Could it have been that that common hatred for an “enemy,” felt throughout so much of the world, had helped to invigorate Hamas? Could they have felt more “justified” to go on to commit their actions on Oct. 7 by having known, very well, that millions upon millions of people likewise shared a hatred for the Jews? How often does it occur to any of us that our own hatred, by being used to “justify” an action that would inevitably provoke a response, would ultimately add to the plight of those whom we profess to “love?” Can any of us honestly say that what we hold in our hearts doesn’t carry weight?

The callous blockade of roadways, thus compelling Palestinian civilians to remain trapped in the warzone, many of whom are used as human shields, illustrates what a person or group is capable of when consumed by hatred. Such an action may very well result in a propaganda victory for Hamas, even if they’re doomed to lose the military campaign. The reputation of the Israel Defense Force (IDF) for “genocidal” butchery has grown in recent weeks. The potential recognition of Israel by Muslim states, most notably by Saudi Arabia, may very well have been derailed.

Thousands of Palestinian civilians have already been killed in the crossfire in the Gaza conflict. The list of those killed in the crossfire has grown, on and on, for 75 years.

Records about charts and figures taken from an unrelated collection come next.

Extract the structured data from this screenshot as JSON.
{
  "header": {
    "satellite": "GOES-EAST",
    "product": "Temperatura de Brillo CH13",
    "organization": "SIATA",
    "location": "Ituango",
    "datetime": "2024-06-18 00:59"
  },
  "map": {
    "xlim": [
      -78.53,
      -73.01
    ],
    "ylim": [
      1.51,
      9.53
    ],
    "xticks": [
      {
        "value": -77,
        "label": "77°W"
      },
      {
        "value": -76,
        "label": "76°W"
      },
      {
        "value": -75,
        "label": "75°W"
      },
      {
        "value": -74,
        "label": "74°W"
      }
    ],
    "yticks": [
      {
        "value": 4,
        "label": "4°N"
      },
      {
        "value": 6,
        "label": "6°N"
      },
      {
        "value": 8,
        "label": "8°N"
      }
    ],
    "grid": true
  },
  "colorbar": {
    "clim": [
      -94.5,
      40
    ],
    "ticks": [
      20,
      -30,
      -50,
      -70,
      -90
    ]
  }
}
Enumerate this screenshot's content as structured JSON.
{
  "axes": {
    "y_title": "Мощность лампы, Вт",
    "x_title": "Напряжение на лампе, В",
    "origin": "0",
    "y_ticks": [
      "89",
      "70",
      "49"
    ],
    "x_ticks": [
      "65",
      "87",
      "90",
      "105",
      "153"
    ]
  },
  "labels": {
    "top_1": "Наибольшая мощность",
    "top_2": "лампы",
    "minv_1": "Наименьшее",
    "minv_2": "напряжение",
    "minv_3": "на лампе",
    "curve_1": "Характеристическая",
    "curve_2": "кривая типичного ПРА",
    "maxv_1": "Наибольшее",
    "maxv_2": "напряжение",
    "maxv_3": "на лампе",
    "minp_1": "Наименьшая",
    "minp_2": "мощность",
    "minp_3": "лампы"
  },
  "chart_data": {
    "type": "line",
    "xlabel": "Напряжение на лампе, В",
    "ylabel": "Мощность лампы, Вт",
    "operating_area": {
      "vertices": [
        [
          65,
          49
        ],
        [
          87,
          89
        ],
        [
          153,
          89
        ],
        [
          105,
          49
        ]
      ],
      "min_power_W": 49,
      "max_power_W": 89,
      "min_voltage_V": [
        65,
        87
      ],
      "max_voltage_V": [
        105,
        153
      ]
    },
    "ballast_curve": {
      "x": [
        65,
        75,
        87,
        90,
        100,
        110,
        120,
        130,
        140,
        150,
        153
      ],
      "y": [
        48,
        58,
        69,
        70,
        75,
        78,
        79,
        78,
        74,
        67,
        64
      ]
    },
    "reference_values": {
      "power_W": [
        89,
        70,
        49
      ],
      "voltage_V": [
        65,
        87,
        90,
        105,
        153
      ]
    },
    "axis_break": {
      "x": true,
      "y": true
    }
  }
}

I was too young to remember Mr. Ahmad. He was an academic, born in Pakistan, and living in the United States. He was the husband of one of my mother’s oldest friends and the father of a young daughter. He’d attended a sociology conference in Bombay. His return flight had been aboard Pan Am 73. The flight was hijacked during its stop in Karachi, Pakistan. The hijackers were Palestinian. I’d heard it from my parents that he had been very sympathetic to the Palestinian cause. He was shot anyway, and killed, on Sept. 5, 1986. 

How much longer must this list, of those who get caught in the crossfire, continue to grow until we can learn to distinguish hate from love? How many of those Palestinian civilians, trapped in Gaza, were already fed up with conflict before the Oct. 7 attacks occurred? 

And when you hear of wars and rumors of wars, do not be alarmed; this must take place, but the end is not yet…this is but the beginning of the sufferings. (Mark 13: 7-8)

Our Lord had warned us of “wars and rumors of war” immediately after he’d prophesied the destruction of the Second Temple. He knew, decades beforehand, what the tactics of the Zealots would lead to. He understood the futility of force, the power of love, and that truth must continue to navigate through the dark realities which our deceptions have constructed for a very long time to come.

And if his words of realism, assuring us of wars and rumors of war, are still proving themselves true today, could it be that that ideal which he’d given to us, of the coming of the Kingdom of God, that ideal promised to ultimately become our reality, is likewise continuing its forward march

That is the hope that was passed on to us from generations past, and to be carried on by future generations, until the day on which the King returns at the end of time. And so long as any of us still has breath, we still have time to learn what it is to forgive, to prepare a world more fitting for his return.